Dear Google, ‘Should we break up?’
Google searches related to “break up” more than doubled during the first lockdown, while lawyers warned of a surge in divorces. But what actually happened? Between April and June, there was an 18% drop in divorce petitions compared with the year before. Then, when we were allowed out of our homes and into the courts, numbers were still 10% lower than 2019. Perhaps Covid has made unhappy couples (or at least couples who thought they were unhappy) more thankful, appreciative and committed. On the other hand, some may be unable to afford to leave or perhaps many just cannot face divorcing right now.
For many, trying to home-school and work leaves little appetite for the potential stress of starting a divorce, especially when the chance for respite with family/friends is slim. And a private conversation with your solicitor is hard if you’re still living together. I’ve had Zoom meetings with clients on a park bench, or in the car, to avoid being overheard.
If Covid does indeed follow the pattern of other disasters, we are likely to see a spike in divorces (as well as marriages and births) when matters settle. For some, it may be a reflection of pre-existing problems in the relationship, problems that were easier to avoid with the full spectrum of life’s distractions. Some may walk away because that is their favoured strategy in the face of a crisis, irrespective of how good the relationship is. Others may react by clinging on ever tighter to a sinking ship. However, there are some surprising positives coming out of this global pandemic. Covid has caused delays to court hearings and there is now a backlog and so people who were determined to go to court have been forced to consider more amicable ways to separate their finances. My hope is that this will be a long-term change towards kinder and more cost effective divorces.
The stress effect
The bigger picture can have a huge impact on the detail of our lives. If our mental wellbeing is suffering as much as the statistics suggest (we are now as unhappy as we were during the first lockdown), it will affect everything, from how we think about ourselves to the way we feel about our partners, friends and family, from how we look for love to how we go about keeping it.
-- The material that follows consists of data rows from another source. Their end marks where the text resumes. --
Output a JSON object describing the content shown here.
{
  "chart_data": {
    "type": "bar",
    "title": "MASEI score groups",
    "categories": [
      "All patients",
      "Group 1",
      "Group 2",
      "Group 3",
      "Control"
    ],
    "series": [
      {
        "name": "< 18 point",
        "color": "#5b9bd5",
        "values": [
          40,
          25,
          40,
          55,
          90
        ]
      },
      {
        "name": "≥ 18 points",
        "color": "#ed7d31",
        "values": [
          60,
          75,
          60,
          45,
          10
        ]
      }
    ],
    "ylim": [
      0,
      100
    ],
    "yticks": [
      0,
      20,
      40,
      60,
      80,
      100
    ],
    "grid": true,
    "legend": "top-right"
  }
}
And that impact is likely to stick around. The psychological effects of the SARS epidemic are thought to have lasted for years. Thankfully, there is some hope. Thanks to Covid, we might become kinder as a country, or at least, that is what 61% of people questioned by the ONS hope will be the case. So perhaps we will be more compassionate than we would otherwise have been when, long after the vaccines have been rolled out, many will still be grieving multiple losses.
In it together
Studies show that people often value relationships more and have better relationships as a result after difficult experiences, from depression to diabetes, HIV to heart disease. So it is unsurprising that research has found that couples now value their partner’s kindness, commitment and support more than they did before the pandemic and according to Bumble, 55% of singletons now want more meaningful relationships.
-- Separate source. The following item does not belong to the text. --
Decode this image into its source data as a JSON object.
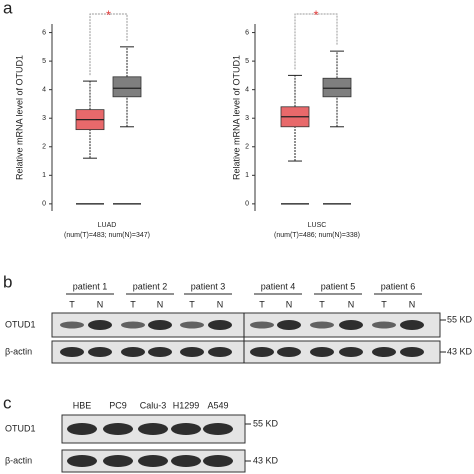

Whatever your relationship status, UCL research confirms what we have known for years, staying connected is one of the best ways to protect your mental health. And that is true of the tens of thousands of people involved in the study during Covid. The problem, of course, is that at a time when we need them most, connections can be hard to make or maintain. My hope is that as we reflect on what is important and what we have been deprived of during the pandemic, we will value relationships more, both as individuals and as a society. Love is not found, it is built and, to be built, it needs to be recognised, respected and prioritised.